Heck, we didn’t have a curfew until three days before the game. So what do 20-year-old kids do with that much freedom? Stay out until 3 a.m. and drink too much. I don’t drink, so staying out late and getting drunk wasn’t my thing, but it’s every normal 20-year-old’s thing. I remember the first day we had practice in Houston, 90 percent of our roster was hung over. It was like an episode of “The Walking Dead.” To this day, it remains the worst practice I’ve ever been a part of. Incidentally, we got pummeled 35-13 by Ricky Dobbs and Navy that game. Wonder why?

For the record, I think that’s the exception, not the rule. We had a great week of practice and played really well at both the Insight Bowl vs. Iowa and Independence Bowl vs. North Carolina while I was in school, but guys still were out getting hammered early in the week.

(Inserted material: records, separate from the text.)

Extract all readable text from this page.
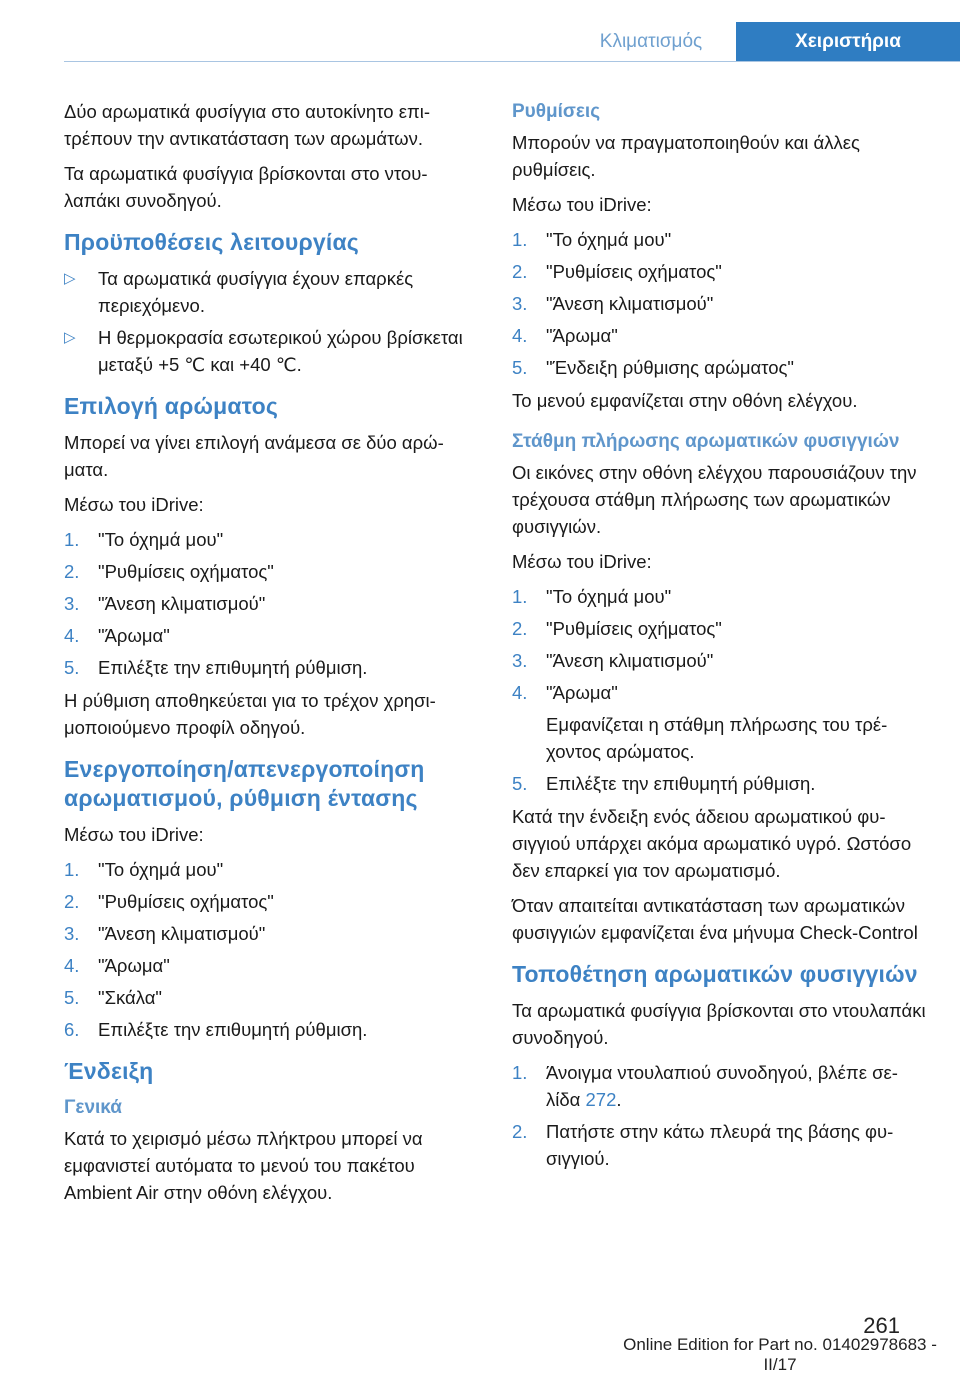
Κλιματισμός	Χειριστήρια

Δύο αρωματικά φυσίγγια στο αυτοκίνητο επιτρέπουν την αντικατάσταση των αρωμάτων.

Τα αρωματικά φυσίγγια βρίσκονται στο ντουλαπάκι συνοδηγού.

Προϋποθέσεις λειτουργίας
▷	Τα αρωματικά φυσίγγια έχουν επαρκές περιεχόμενο.
▷	Η θερμοκρασία εσωτερικού χώρου βρίσκεται μεταξύ +5 ℃ και +40 ℃.
Επιλογή αρώματος

Μπορεί να γίνει επιλογή ανάμεσα σε δύο αρώματα.

Μέσω του iDrive:

1.	"Το όχημά μου"
2.	"Ρυθμίσεις οχήματος"
3.	"Άνεση κλιματισμού"
4.	"Άρωμα"
5.	Επιλέξτε την επιθυμητή ρύθμιση.

Η ρύθμιση αποθηκεύεται για το τρέχον χρησιμοποιούμενο προφίλ οδηγού.

Ενεργοποίηση/απενεργοποίηση αρωματισμού, ρύθμιση έντασης

Μέσω του iDrive:

1.	"Το όχημά μου"
2.	"Ρυθμίσεις οχήματος"
3.	"Άνεση κλιματισμού"
4.	"Άρωμα"
5.	"Σκάλα"
6.	Επιλέξτε την επιθυμητή ρύθμιση.
Ένδειξη
Γενικά

Κατά το χειρισμό μέσω πλήκτρου μπορεί να εμφανιστεί αυτόματα το μενού του πακέτου Ambient Air στην οθόνη ελέγχου.

Ρυθμίσεις

Μπορούν να πραγματοποιηθούν και άλλες ρυθμίσεις.

Μέσω του iDrive:

1.	"Το όχημά μου"
2.	"Ρυθμίσεις οχήματος"
3.	"Άνεση κλιματισμού"
4.	"Άρωμα"
5.	"Ένδειξη ρύθμισης αρώματος"

Το μενού εμφανίζεται στην οθόνη ελέγχου.

Στάθμη πλήρωσης αρωματικών φυσιγγιών

Οι εικόνες στην οθόνη ελέγχου παρουσιάζουν την τρέχουσα στάθμη πλήρωσης των αρωματικών φυσιγγιών.

Μέσω του iDrive:

1.	"Το όχημά μου"
2.	"Ρυθμίσεις οχήματος"
3.	"Άνεση κλιματισμού"
4.	"Άρωμα"
Εμφανίζεται η στάθμη πλήρωσης του τρέχοντος αρώματος.
5.	Επιλέξτε την επιθυμητή ρύθμιση.

Κατά την ένδειξη ενός άδειου αρωματικού φυσιγγιού υπάρχει ακόμα αρωματικό υγρό. Ωστόσο δεν επαρκεί για τον αρωματισμό.

Όταν απαιτείται αντικατάσταση των αρωματικών φυσιγγιών εμφανίζεται ένα μήνυμα Check-Control

Τοποθέτηση αρωματικών φυσιγγιών

Τα αρωματικά φυσίγγια βρίσκονται στο ντουλαπάκι συνοδηγού.

1.	Άνοιγμα ντουλαπιού συνοδηγού, βλέπε σελίδα 272.
2.	Πατήστε στην κάτω πλευρά της βάσης φυσιγγιού.
261
Online Edition for Part no. 01402978683 - II/17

Based on Blaine Gabbert’s mind blowing, reason defying, game losing pick six at the end of the Insight Bowl, he may very well have been blacked out during the game.

This definitely explains why Maty Mauk was seen puking on the sideline during last year’s Citrus Bowl, which happened to be on New Year’s Day. Mauk is white trash royalty, though. Every Mizzou fan in the country already knew what was going on there. Guy probably grabbed a warm Busch from the night before off his hotel dresser for hair of the dog just to get his head right when he woke up that morning.

Apparently the week long vacation benders aren’t just a Tiger thing though.

I’ve talked to players from schools in every conference. Every single player loves the bowls, and most every team acts the same way during bowl week with the exception of the playoff teams, who treat the game like they would a regular-season game. No going out, extra studying, laser focus in practice.

This is all pretty unsurprising. These guys are college kids on vacation and coming off a brutally difficult semester. They have to blow off some steam somehow. That might explain why Alabama gets consistently dominated in the Sugar Bowl. Those Tide boys are out on Bourbon all week, downing hand grenades and blowing all the money boosters secretly gave them on back room strip club beejers. 

Really can’t complain about student-athletes acting like college students. My entire college career was my irresponsibility wasting someone else’s money in a roundabout way.